How bad is it? Evening news ratings have dropped 59 percent in the past 30 years, and the average viewer is 60 years old,
according to the Project for Excellence in Journalism.

ABC and the rest are hunting for youthful eyes.

That's solid thinking, said Richard Wald, a professor of media and society at Columbia University and a former ABC News
senior vice president. Young people have never been the main viewers of the evening news, but in the past, they could be
relied on to tune in once they got old enough to care more about politics, the economy, world affairs and other evening
news fodder. Today, viewers still may care about such matters, but they can turn to the Internet or cable TV for their
information, when it's convenient.

"The problem today is that young people don't watch television news, and as they get older, they don't watch television
news. It's a real hard-to-disguise problem," Wald said. "What is the solution? It isn't simply to do more of the same,
you've got to do something slightly different. Exactly what is it? Nobody's perfectly sure (but) if the audience isn't
where they are producing the news, go to where the audience is."
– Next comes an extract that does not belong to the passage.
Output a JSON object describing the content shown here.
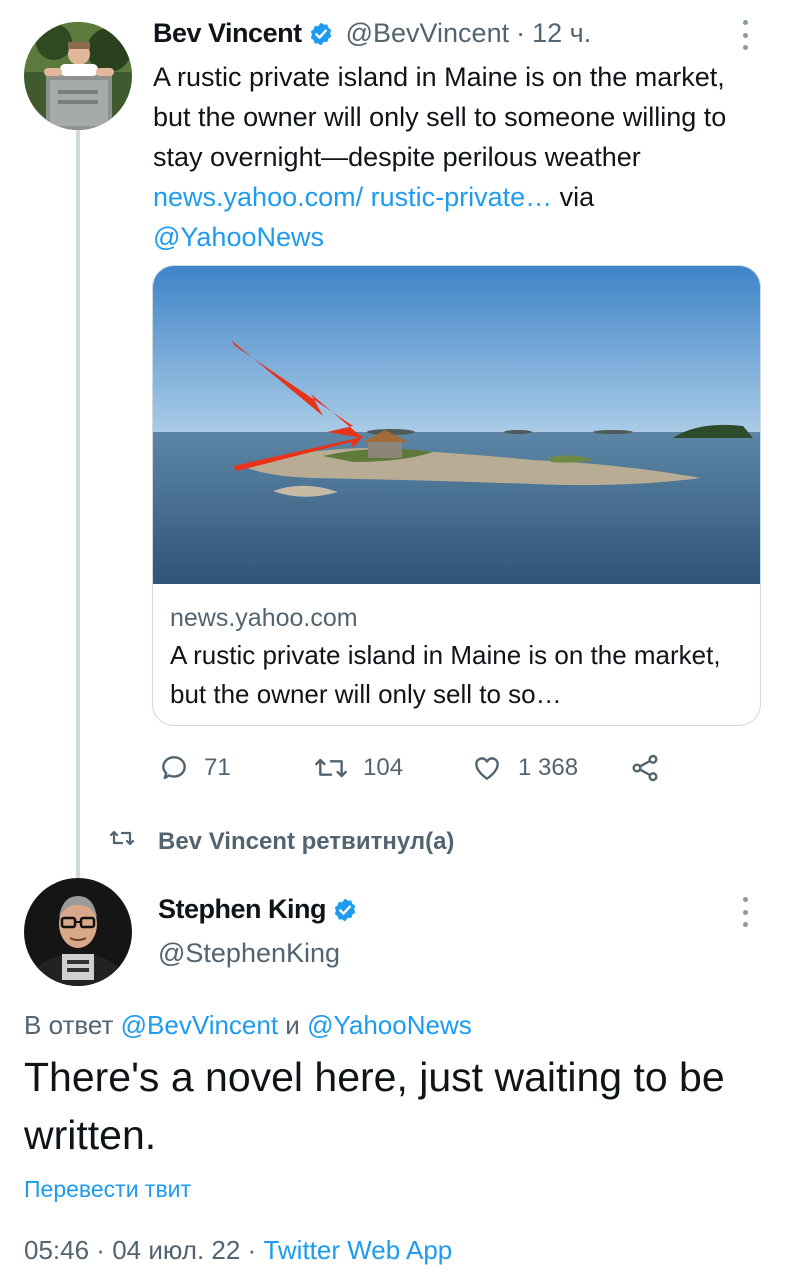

As technology advances, finding the audience is not as easy as the old choice between print, radio or television.

"If we all knew what device was going to be the most effective way of getting content five years from now, we could
retire," Banner said. "Everybody is competing to get the attention of people and get them to use their device to get
content."

Even TV itself is providing competition nobody could have anticipated just a short time ago - unlikely player Comedy
Central delivers a form of news through its Daily Show that many young adults swear is all the news they want or need.

* * *

So how well are those ripples of change meeting their target audiences so far? Melinda McAdams, a University of Florida
professor of journalism technologies, adores Williams' NBC blog, called The Daily Nightly. But otherwise, she and her
students have been unimpressed with most of what the networks and the big cable operations put on the Internet.
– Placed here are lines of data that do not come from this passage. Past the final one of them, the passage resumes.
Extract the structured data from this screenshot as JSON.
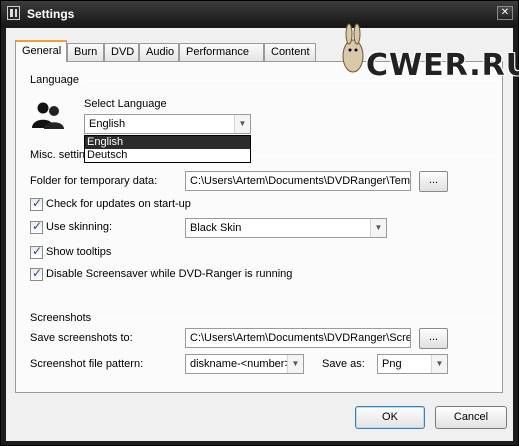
{
  "window": {
    "title": "Settings",
    "close_glyph": "✕"
  },
  "tabs": [
    {
      "label": "General",
      "active": true
    },
    {
      "label": "Burn"
    },
    {
      "label": "DVD"
    },
    {
      "label": "Audio"
    },
    {
      "label": "Performance"
    },
    {
      "label": "Content"
    }
  ],
  "language": {
    "group_label": "Language",
    "select_label": "Select Language",
    "selected": "English",
    "options": [
      "English",
      "Deutsch"
    ]
  },
  "misc": {
    "group_label": "Misc. settings",
    "temp_folder_label": "Folder for temporary data:",
    "temp_folder_value": "C:\\Users\\Artem\\Documents\\DVDRanger\\Temp",
    "browse_label": "...",
    "check_updates_label": "Check for updates on start-up",
    "check_updates_checked": true,
    "use_skinning_label": "Use skinning:",
    "use_skinning_checked": true,
    "skin_value": "Black Skin",
    "show_tooltips_label": "Show tooltips",
    "show_tooltips_checked": true,
    "disable_screensaver_label": "Disable Screensaver while DVD-Ranger is running",
    "disable_screensaver_checked": true
  },
  "screenshots": {
    "group_label": "Screenshots",
    "save_to_label": "Save screenshots to:",
    "save_to_value": "C:\\Users\\Artem\\Documents\\DVDRanger\\Screenshots",
    "browse_label": "...",
    "pattern_label": "Screenshot file pattern:",
    "pattern_value": "diskname-<number>",
    "save_as_label": "Save as:",
    "save_as_value": "Png"
  },
  "buttons": {
    "ok": "OK",
    "cancel": "Cancel"
  },
  "watermark": {
    "text": "CWER.RU"
  },
  "icons": {
    "title_icon": "app-icon",
    "language_icon": "users-icon",
    "dropdown_arrow": "▼"
  },
  "colors": {
    "title_bar": "#1c1c1c",
    "active_tab_accent": "#f0a030",
    "selection": "#2b2b2b"
  }
}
Streaming old-style TV news onto the Internet changes the delivery mode, but not the content, making it pointless, she
said.

Her students, young news consumers, still want someone behind the scenes to gather, organize and present news in clear,
easy-to-access packages. What they don't want is reporters and anchors inserting themselves between viewer and story.

"You have the subjects of the story talk in their own voice. (Students) like that. They think it's so cool that there's
not one of these geeks with a microphone talking to us," McAdams said. "They feel involved when they hear this person
tell their own story. These kinds of stories actually reach you on a human level."

An anchor's role could be to provide background context and explain how stories were gathered and how the organization
made its editorial decisions, McAdams said.

The news content also has to be constantly updated, said University of Florida professor David Ostroff, head of the
school's telecommunications department. Waiting until 6:30 p.m. to hear what happened in the past 24 hours isn't good
enough for today's news consumer, who wants immediacy, but also wants it organized and prioritized.

And that, Ostroff said, is why traditional news organizations are still so important. They just have to update their
methods.

Wald recently moderated a Stanford University panel on the future of network news, featuring the heads of ABC, CBS and
NBC news. He said he felt encouraged, because he saw they understand they must change their methods in order to keep
delivering the news. Now, they have to figure out how.

"There may be a 15-year-old girl in a garage in Wisconsin who has figured out how to take instant messaging and combine
it with photographs from a cellular phone, but until she has a business model and delivers that product, we don't know
about it," he said.

"You're in a world where the unusual is happening on a fairly regular basis. ... Maybe we are all groping, (but) I think
people have a reasonable sense that things are in flux right now, but they won't stay in flux forever. We will wind up
being the children of a different way of doing things."